As he leaned over the barrel of water to wash his face he said, “Just like old times. You know what? I take that back. Better than old times. I’m able to handle the ol’ girl now. She can’t throw me around like she did when I was a boy,” his words sayin’ more than what was on the surface. His smirk was slight, but a visible smile made it so. Without stopping, he kept washing his face, I suppose to keep from making eye contact with me. I remember he kinda smiled as he kneeled over the water, searching for my response, but I didn’t give in. Instead, I turned my head in the direction of the sun. “Seem like lots changed since I’ve been gone,” he went on.
“It has,” I murmured, still looking away.
“Bound to happen…” he said with nothing but the gate between us.
“I guess. Mama always said ain’t nothing we can do ‘bout change, might as well learn to love her.”
“And do you?” he asked.
“Do I what?”
“Love her…change?”
“Depends. Sometimes I hate her, fight her with everything I’ve got. But other times, seem like I can’t get enough of her, wonder what she’ll do tomorrow.”

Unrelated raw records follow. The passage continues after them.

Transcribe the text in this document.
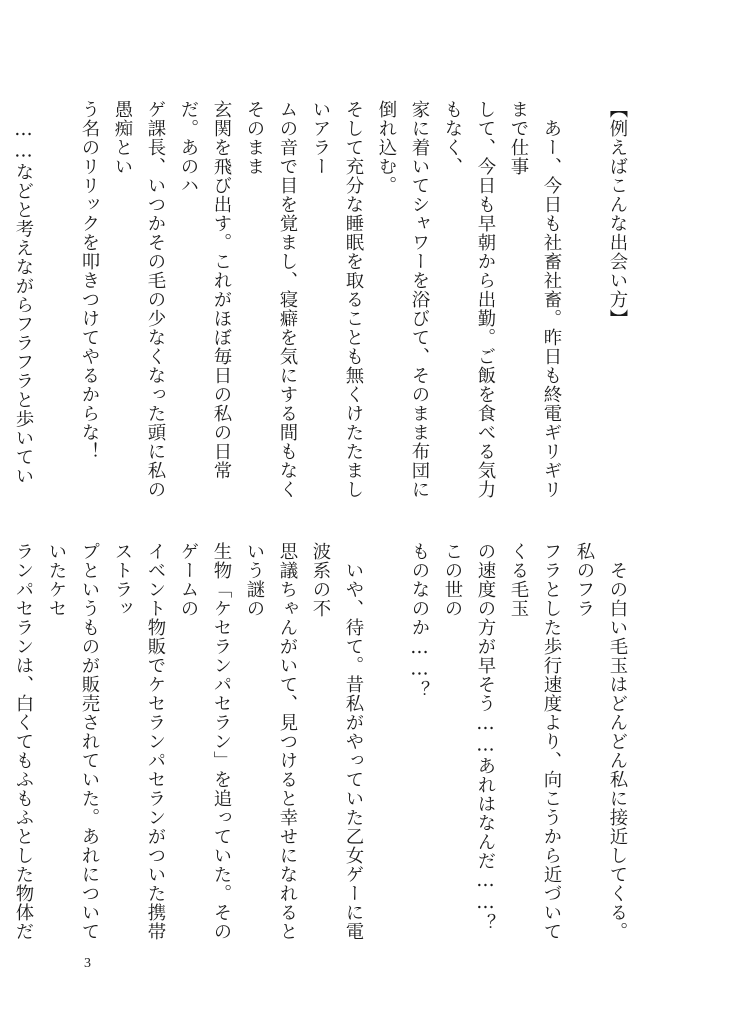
【例えばこんな出会い方】

　あー、今日も社畜社畜。昨日も終電ギリギリまで仕事
して、今日も早朝から出勤。ご飯を食べる気力もなく、
家に着いてシャワーを浴びて、そのまま布団に倒れ込む。
そして充分な睡眠を取ることも無くけたたましいアラー
ムの音で目を覚まし、寝癖を気にする間もなくそのまま
玄関を飛び出す。これがほぼ毎日の私の日常だ。あのハ
ゲ課長、いつかその毛の少なくなった頭に私の愚痴とい
う名のリリックを叩きつけてやるからな！

　……などと考えながらフラフラと歩いてい
　その白い毛玉はどんどん私に接近してくる。私のフラ
フラとした歩行速度より、向こうから近づいてくる毛玉
の速度の方が早そう……あれはなんだ……？　この世の
ものなのか……？

　いや、待て。昔私がやっていた乙女ゲーに電波系の不
思議ちゃんがいて、見つけると幸せになれるという謎の
生物「ケセランパセラン」を追っていた。そのゲームの
イベント物販でケセランパセランがついた携帯ストラッ
プというものが販売されていた。あれについていたケセ
ランパセランは、白くてもふもふとした物体だ
3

“Or tonight…” he whispered. And with those last words, he brushed my chin real soft-like with his hand, all the while looking me deep in my eyes, saying everything I wanted him to, without mumbling a single word. “I’ll be waiting for my song tonight…that will never change.” And then just like that, he walked off. It took me a minute to think ’bout what had just happened. Mattie never looked at me or touched me like that. But then again, I guess I was guilty of the same.